Friends of the organization urged it to adopt a more aggressive stance, said one activist who was involved in those discussions, including by launching primary challenges to incumbents whose commitment to Israel seemed inadequate.
United Democracy Project and the AIPAC political action committee were launched late in 2021. In the 2022 midterms, AIPAC’s super PAC supported candidates in nearly ten Democratic primaries, with most of them winning, including in a race between two incumbents.
Then came the Oct. 7 terror attack by Hamas on Israel and the ensuing war in Gaza. Israel’s conduct in the conflict has split Democrats and left Israel increasingly isolated internationally, underscoring the importance for AIPAC of maintaining support from the United States.

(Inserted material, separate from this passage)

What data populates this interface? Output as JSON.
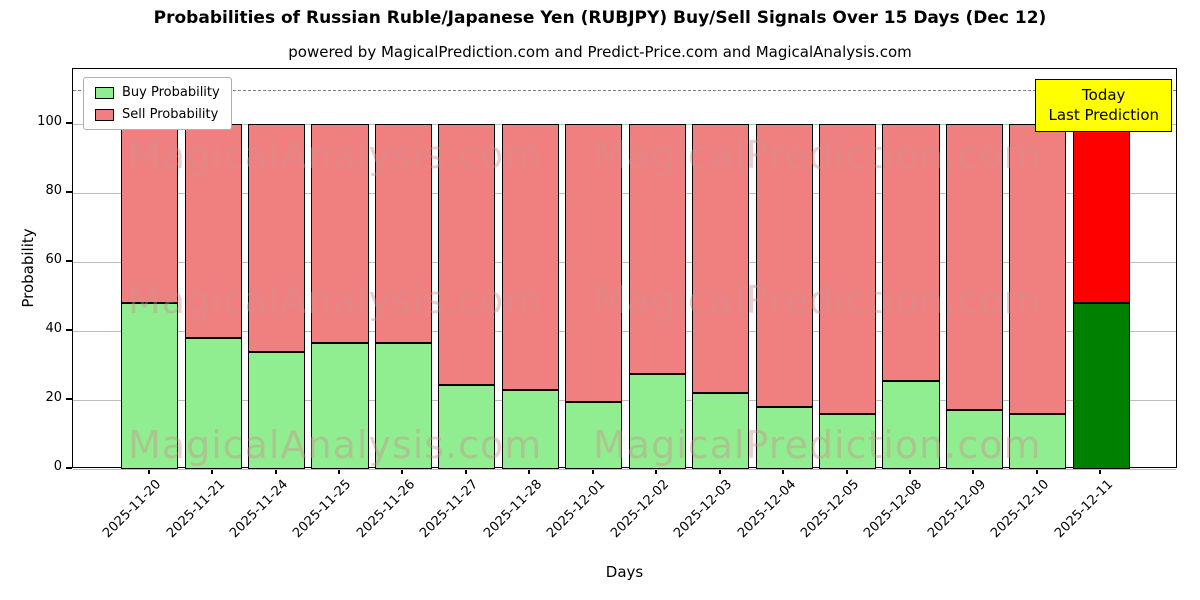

“The world is kind of deserting Israel right now,” said Representative Tim Burchett, Republican of Tennessee, after meeting with AIPAC members from his district at the reception on Monday. “So they’re worried about that.”
AIPAC’s influence relies heavily on its ability to marshal top donors like those it convened just outside of Washington for this week’s summit — many of whom had committed to donating $10,000 or more through AIPAC’s political operation to candidates endorsed by the group, according to attendees.
Officials urged the donors to give more, casting the moment as perilous for the group’s mission, even as the programming demonstrated AIPAC’s enduring clout.
On Sunday evening, Michael Herzog, the Israeli ambassador to the United States, spoke at the conference. On Monday, attendees heard from President Biden’s Middle East coordinator, Brett McGurk, as well as Senator Mitch McConnell of Kentucky, the Republican minority leader, and Benny Gantz, a member of the Israeli war cabinet. Mr. Gantz warned the crowd that an Israeli invasion of Rafah — the area of southern Gaza where Hamas leaders are believed to be hiding — was a question of when, not if, one listener said.
Mr. Schumer received a standing ovation when he declared that “as long as Hamas exists, there will never be a two-state solution,” according to two people who heard his remarks, “with Israel and a Palestinian state living side by side in peace, prosperity, security and dignity.”